Ghana is preparing for what could be its third consecutive major interest rate cut, as the country’s inflation continues to cool faster than anticipated. With price growth now expected to drop below the central bank’s target band by year-end, policymakers are signaling confidence that economic stability is returning. The next monetary policy announcement is set for Wednesday, and all eyes are on how far the Bank of Ghana will go.
According to a Bloomberg poll of economists, Governor Johnson Asiama is widely expected to reduce the benchmark policy rate by 350 basis points to 18%. Speaking at the opening of the Monetary Policy Committee meeting on Monday, Asiama noted that real interest rates remain high, giving enough room for a “carefully calibrated easing cycle.” He added that inflation has eased faster than expected and is likely to settle between 4% and 6% by the end of 2025, before stabilizing within the target band in 2026.
Ghana’s inflation rate first returned to the central bank’s 6% to 10% target range in September and has since fallen to an impressive four-year low of 8%. Analysts say inflation is poised to drop even further in November, potentially remaining below expectations into 2026. Mark Bohlund, senior credit analyst at REDD Intelligence, believes the central bank will indeed opt for a 350-basis-point cut.
The country’s improving economic picture has been supported by a surge in cocoa and gold prices, which has strengthened the cedi by nearly one-third against the dollar this year.

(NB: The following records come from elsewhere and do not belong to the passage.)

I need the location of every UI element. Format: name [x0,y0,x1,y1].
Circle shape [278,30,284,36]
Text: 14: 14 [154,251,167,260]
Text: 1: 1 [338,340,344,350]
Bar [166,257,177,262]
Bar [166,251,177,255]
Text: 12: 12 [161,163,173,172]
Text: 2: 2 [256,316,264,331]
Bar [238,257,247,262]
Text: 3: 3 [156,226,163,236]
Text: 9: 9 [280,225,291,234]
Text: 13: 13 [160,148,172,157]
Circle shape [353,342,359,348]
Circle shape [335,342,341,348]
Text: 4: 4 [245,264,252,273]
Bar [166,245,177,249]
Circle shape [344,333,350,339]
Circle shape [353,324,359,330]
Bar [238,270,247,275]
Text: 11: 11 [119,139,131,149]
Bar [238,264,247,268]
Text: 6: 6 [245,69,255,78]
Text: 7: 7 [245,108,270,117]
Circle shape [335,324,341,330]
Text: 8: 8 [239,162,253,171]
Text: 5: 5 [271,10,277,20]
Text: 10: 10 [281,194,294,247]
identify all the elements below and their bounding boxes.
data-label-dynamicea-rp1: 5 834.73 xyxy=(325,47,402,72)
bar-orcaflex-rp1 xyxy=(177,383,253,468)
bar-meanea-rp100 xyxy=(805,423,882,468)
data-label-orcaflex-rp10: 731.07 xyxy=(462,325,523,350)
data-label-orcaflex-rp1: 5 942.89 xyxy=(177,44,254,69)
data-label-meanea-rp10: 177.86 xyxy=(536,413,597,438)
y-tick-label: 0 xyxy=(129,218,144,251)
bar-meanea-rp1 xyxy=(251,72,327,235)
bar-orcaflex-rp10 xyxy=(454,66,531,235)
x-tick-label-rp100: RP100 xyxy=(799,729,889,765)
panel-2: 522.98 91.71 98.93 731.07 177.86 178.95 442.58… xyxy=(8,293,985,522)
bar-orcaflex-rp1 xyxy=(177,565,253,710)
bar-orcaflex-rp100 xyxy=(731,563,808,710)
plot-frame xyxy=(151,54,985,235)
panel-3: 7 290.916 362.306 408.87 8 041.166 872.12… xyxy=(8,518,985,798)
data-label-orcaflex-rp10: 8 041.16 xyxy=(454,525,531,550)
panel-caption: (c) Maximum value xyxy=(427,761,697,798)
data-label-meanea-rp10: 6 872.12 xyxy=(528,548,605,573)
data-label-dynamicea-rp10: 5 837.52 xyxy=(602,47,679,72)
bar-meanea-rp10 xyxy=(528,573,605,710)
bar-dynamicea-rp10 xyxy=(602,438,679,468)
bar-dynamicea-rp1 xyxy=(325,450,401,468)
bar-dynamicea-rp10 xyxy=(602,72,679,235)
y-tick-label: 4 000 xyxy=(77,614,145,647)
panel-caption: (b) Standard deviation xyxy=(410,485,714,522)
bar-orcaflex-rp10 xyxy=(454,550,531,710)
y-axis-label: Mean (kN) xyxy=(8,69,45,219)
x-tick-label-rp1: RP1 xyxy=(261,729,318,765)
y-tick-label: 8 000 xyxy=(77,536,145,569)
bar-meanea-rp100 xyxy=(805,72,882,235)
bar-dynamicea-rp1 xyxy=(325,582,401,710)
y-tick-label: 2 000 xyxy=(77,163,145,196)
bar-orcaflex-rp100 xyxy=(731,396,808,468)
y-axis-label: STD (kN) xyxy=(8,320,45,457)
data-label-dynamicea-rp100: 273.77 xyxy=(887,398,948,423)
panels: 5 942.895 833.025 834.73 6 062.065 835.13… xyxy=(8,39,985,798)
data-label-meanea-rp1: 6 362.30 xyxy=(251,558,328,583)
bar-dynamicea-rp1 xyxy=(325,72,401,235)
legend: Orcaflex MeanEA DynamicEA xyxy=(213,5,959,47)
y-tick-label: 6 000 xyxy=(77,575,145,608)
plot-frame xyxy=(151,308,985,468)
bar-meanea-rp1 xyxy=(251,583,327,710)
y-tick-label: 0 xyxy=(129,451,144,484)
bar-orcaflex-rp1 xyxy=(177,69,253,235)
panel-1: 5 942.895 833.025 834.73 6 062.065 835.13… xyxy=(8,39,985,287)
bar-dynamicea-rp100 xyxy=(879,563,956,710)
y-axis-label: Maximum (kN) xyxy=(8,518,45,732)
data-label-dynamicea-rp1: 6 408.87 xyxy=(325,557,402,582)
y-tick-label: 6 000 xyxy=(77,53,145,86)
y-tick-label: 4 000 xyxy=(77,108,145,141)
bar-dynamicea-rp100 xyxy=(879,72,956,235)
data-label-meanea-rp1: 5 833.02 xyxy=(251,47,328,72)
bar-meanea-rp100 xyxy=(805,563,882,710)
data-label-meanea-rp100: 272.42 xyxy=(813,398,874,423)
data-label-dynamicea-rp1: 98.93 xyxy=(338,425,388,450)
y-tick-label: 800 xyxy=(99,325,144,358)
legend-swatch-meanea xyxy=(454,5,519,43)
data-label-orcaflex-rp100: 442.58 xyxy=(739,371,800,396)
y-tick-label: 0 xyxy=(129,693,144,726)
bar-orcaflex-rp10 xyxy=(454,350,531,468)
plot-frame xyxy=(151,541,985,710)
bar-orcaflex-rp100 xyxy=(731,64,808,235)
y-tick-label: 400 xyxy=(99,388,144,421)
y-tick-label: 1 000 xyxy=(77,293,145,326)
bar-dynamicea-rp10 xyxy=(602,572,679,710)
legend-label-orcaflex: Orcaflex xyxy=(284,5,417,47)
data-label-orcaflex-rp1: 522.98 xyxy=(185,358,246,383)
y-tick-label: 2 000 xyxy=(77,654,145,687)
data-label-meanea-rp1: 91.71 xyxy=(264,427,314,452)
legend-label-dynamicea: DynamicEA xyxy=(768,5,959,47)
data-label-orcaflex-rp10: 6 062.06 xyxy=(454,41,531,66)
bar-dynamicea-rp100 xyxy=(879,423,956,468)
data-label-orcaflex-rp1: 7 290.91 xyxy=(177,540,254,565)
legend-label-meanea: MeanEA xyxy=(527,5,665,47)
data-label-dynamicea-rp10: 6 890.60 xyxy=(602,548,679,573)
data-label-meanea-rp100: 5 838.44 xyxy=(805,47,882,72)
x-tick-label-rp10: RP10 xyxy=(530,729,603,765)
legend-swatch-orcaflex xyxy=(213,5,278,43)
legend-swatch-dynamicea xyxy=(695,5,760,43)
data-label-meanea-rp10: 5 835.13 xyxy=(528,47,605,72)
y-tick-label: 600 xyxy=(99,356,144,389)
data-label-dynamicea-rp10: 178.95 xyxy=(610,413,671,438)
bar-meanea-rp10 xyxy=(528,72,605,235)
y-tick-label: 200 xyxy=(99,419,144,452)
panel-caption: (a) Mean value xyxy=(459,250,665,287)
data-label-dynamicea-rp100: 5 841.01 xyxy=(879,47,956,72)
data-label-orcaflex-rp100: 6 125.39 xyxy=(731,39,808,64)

While many analysts anticipate an aggressive rate cut, some foresee a more cautious move. Courage Boti of GCB Bank expects the central bank to cut by 200 basis points, arguing that it would help “consolidate the stability” gained so far.
Finance Minister Cassiel Ato Forson has also emphasized fiscal discipline in his recent budget speech, reaffirming the government’s commitment to stability as Ghana prepares to exit its three-year IMF bailout program. The government projects a primary budget surplus of 1.5% of GDP in 2026, alongside stronger economic growth of at least 4.8%, up from an estimated 4% this year. Inflation, meanwhile, is expected to end 2026 at about 8%, supporting optimism for a more stable macroeconomic environment.